Since 5 years is way too advanced an age for weaning, the event beginning the 400 years of servitude and affliction of Abraham's offspring prophecied in Gen 15:13 was Akedah (which was always my preferred option, since carrying the wood for the burnt offering and then being bound and laid on the altar and about to be sacrificed was real servitude and affliction, as opposed to just being mocked). We can further constrain Isaac's age at the event by noting that he had to be able to carry the wood of the burnt offering on top of himself, which IMO imposes a realistic minimum age of 8 years. Thus we arrive at the ranges:

3 <= a <= 10

8 <= b <= 15 (Isaac's age at Akedah)

218 <= duration of the Israelites' sojourn in Egypt (215 + a) <= 225.


Since Genesis doesn't show how old Abraham's son/boy Isaac was at that time, all we could do to determine that is calculate his age then. However, we would need to have some other information, such as someone else’s age at the time, along with how much older or younger than Isaac that individual was.

Isaac was born to Abraham at 100 years old, Sarah was to be 90, and the step brother, Ishmael, would probably have been 14. We don't know how old they were at the time Isaac was offered up.

We know Isaac got married when he was 40 years old, Isaac’s twin sons Esau and Jacob were born when he was 60, and he died at 180. However, we don't know the differences in time between those events and Isaac being offered up. We know Isaac’s wife Rebekah never has an age given, nor does any other female beyond Sarah.

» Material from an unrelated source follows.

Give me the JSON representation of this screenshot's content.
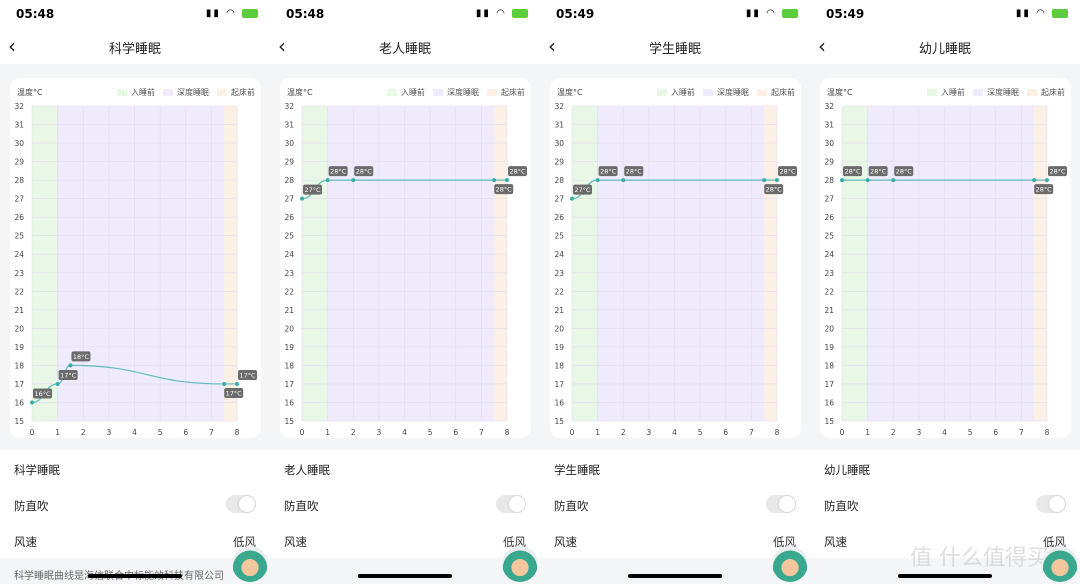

Other information that won't help includes the “spans of life” of Abraham (175 years), Sarah (127), and Ishmael (137).

With the information in text, we really can't determine how old Isaac was at that time.


If we make the assumption that Sarah died in the year that Isaac was bound to the altar, we can see why the midrash states that Isaac was 37 years old.

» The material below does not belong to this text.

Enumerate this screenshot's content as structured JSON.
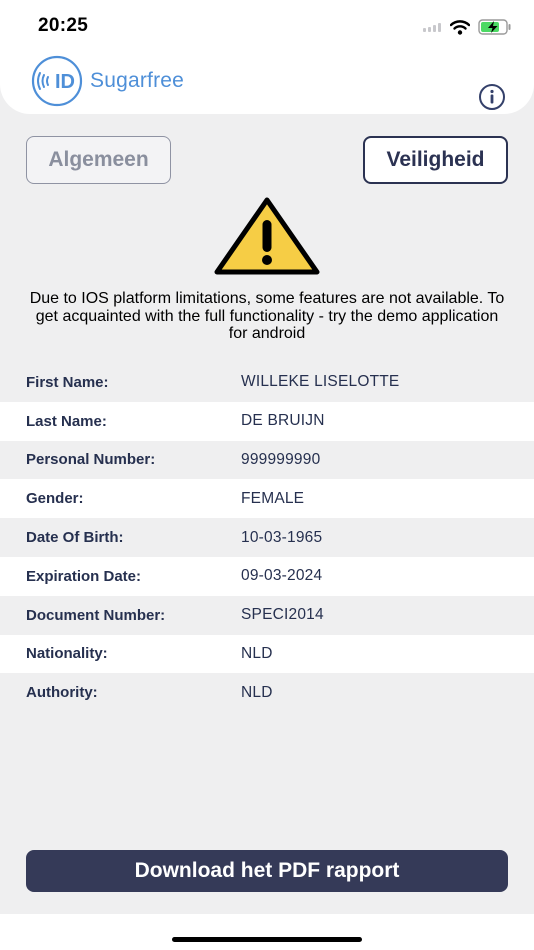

Gen 23:1 states that Sarah was 127 as the time of her death. We know that Sarah was 90 years old when Isaac was born -Gen 17:17. That leaves 127-90 = 37 years up to the year Sarah died. But as I said in the beginning, it depends on one big assumption, that Sarah died in the same year Isaac was bound.

  • 1
    This is already explained in the footnote referenced in the (footnote of) the question.